Objectives of the service
Photo by American Public Power Association on Unsplash
Today, solar electricity generation causes problems for electricity grids. The power generated by solar generators changes rapidly as clouds move overhead. Existing forecasts struggle to predict clouds and so struggle to predict solar generation.
Due to the lack of good solar electricity forecasts, electricity grid system operators have no choice but to "firm up" solar electricity generation with fossil-fuel-powered "spinning reserve" generators. This is carbon-intensive and expensive.
It needn't be like this.
If we had more accurate predictions for solar electricity generation then we could reduce the amount of "spinning reserve" required. This would reduce carbon emissions and reduce costs to end-users, and increase the amount of solar generation the grid can handle.
Open Climate Fix proposes to create the world's best forecasts for solar electricity generation by applying machine learning to satellite imagery and numerical weather predictions. We will do cutting-edge research on vast quantities of data. But we won't stop at the research. We will also implement a functional solar forecasting system and deliver forecasts to the UK National Grid control room. We will work closely with users to ensure we meet their needs. Finally, we will measure impact on the grid's carbon intensity and costs.
Users and their needs
Our main users would be grid system operators. Other potential users include solar farm owners, energy traders, smart-home operators, and demand-side-response aggregators (who manage batteries and other assets). We intend to target the UK first and then later scale to Europe and then globally.
Service/ system concept
We will develop a Deep Learning machine learning model which takes a sequence of recent satellite images and numerical weather predictions. The model will output probabilistic solar electricity nowcasts for each PV system in the country. The nowcasts will be calibrated in near-real-time using live solar electricity data.
Deep Learning models excel when trained on huge amounts of data, so we will train the model across the entire geographical extent of the satellite imagery (not just the areas which happen to have solar electricity systems). As such, the model will be trained to predict the next few frames of satellite imagery as well as solar electricity generation.
Space Added Value
We will use geostationary satellite data from the EUMETSAT Spinning Enhanced Visible and Infrared Imager (SEVIRI) onboard the Meteosat Second Generation (MSG) satellites. Specifically, we will use the Rapid Scanning Service (RSS) onboard satellites MSG-9 & MSG-10. These provide 5-minutely images of the upper quarter of the Earth at 1km spatial resolution at nadir.
EUMETSAT SEVIRI RSS provides excellent data for nowcasting clouds. No other data source provides as wide a geographical coverage combined with high temporal resolution and good-enough spatial resolution.
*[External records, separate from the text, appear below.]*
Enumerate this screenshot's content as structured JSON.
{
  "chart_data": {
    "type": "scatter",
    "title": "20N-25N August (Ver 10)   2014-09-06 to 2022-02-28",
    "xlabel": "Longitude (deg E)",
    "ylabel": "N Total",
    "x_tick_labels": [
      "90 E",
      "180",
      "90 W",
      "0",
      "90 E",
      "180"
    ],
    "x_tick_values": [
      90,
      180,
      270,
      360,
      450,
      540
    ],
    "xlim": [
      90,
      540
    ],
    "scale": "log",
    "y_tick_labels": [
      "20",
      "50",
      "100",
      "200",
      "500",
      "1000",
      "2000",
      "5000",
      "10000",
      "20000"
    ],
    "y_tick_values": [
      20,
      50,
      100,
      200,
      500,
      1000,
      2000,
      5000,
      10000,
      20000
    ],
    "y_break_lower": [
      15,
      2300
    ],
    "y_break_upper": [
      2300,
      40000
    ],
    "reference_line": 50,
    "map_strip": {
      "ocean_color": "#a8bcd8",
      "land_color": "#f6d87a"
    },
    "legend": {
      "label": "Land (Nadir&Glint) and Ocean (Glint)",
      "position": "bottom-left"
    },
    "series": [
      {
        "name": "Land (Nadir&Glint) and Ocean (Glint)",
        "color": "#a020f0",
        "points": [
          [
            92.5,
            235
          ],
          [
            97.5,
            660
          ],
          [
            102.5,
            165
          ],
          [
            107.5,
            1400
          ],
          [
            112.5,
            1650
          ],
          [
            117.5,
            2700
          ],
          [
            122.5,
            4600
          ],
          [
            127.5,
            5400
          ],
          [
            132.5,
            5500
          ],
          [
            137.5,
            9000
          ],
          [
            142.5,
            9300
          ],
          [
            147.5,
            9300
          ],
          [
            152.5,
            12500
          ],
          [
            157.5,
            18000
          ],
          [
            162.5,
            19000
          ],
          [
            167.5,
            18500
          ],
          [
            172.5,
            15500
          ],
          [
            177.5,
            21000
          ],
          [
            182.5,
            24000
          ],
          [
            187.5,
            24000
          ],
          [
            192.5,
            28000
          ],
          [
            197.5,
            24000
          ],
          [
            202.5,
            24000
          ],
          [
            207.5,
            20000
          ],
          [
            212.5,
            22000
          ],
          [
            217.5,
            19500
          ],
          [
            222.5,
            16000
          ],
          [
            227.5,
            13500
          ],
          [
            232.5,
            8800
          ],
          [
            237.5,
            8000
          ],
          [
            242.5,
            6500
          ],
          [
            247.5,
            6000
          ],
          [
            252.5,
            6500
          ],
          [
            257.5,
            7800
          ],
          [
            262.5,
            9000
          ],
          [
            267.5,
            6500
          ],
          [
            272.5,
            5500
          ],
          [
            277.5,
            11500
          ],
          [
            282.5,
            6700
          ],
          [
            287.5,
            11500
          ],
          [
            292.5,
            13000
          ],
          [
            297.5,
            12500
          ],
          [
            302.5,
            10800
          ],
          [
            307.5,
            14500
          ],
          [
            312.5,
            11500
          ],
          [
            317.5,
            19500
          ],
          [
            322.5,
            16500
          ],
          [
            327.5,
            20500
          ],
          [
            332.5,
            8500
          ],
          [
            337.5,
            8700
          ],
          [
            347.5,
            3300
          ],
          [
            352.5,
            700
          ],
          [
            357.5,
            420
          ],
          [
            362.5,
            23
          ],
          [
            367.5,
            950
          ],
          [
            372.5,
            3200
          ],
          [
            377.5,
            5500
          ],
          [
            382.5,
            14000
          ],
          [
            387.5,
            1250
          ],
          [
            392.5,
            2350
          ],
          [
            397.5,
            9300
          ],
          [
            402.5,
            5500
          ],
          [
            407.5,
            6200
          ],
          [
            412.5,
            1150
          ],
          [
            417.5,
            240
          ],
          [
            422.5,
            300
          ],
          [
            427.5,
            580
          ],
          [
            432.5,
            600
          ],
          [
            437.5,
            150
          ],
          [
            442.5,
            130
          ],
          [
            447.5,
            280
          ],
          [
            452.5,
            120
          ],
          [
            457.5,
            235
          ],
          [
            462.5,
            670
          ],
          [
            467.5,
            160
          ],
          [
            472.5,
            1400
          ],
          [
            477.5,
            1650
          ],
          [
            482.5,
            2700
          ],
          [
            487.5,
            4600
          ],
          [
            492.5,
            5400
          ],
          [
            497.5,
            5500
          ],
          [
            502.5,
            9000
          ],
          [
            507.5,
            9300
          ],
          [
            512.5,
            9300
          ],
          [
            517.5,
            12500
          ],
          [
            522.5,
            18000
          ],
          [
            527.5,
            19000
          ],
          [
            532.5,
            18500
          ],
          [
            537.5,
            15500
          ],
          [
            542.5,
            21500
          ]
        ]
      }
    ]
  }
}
‘Sky imagers’ are the main non-space alternative for nowcasting PV: fish-eye cameras pointing straight up at the sky, mounted near the PV system of interest. These cameras provide very limited spatial coverage, they cost considerable time and money for each new site, they struggle to infer the height of the clouds, and they need regular maintenance.
In contrast, SEVIRI RSS provides very wide spatial coverage, and the infrared channel allows us to infer the altitude of the cloud tops (because temperature decreases with altitude in the troposphere). SEVIRI RSS allows us, potentially, to provide PV nowcasts for any location in Europe or North Africa at minimal marginal cost. That is, once we build a nowcasting system for the UK, it should be fairly cheap and fast to scale to all other locations covered by SEVIRI RSS. Furthermore, SEVIRI RSS provides imagery of water vapour, which will probably help us to predict how much sunlight can pass through the atmosphere, and to predict the evolution of clouds.
During the six month Kickstart Activity, Open Climate Fix conducted a total of 22 interviews to explore the user needs in greater detail. This also helped in establishing the technical and commercial feasibility of the proposed service.
Another vital part of the kickstart activity was the acquisition of early adopters and potential paying customers. This is an important first step in the now following sourcing of funding to start development of the service. Open Climate Fix is currently seeking to conduct a demonstration project together with ESA and UKSA and other private partners.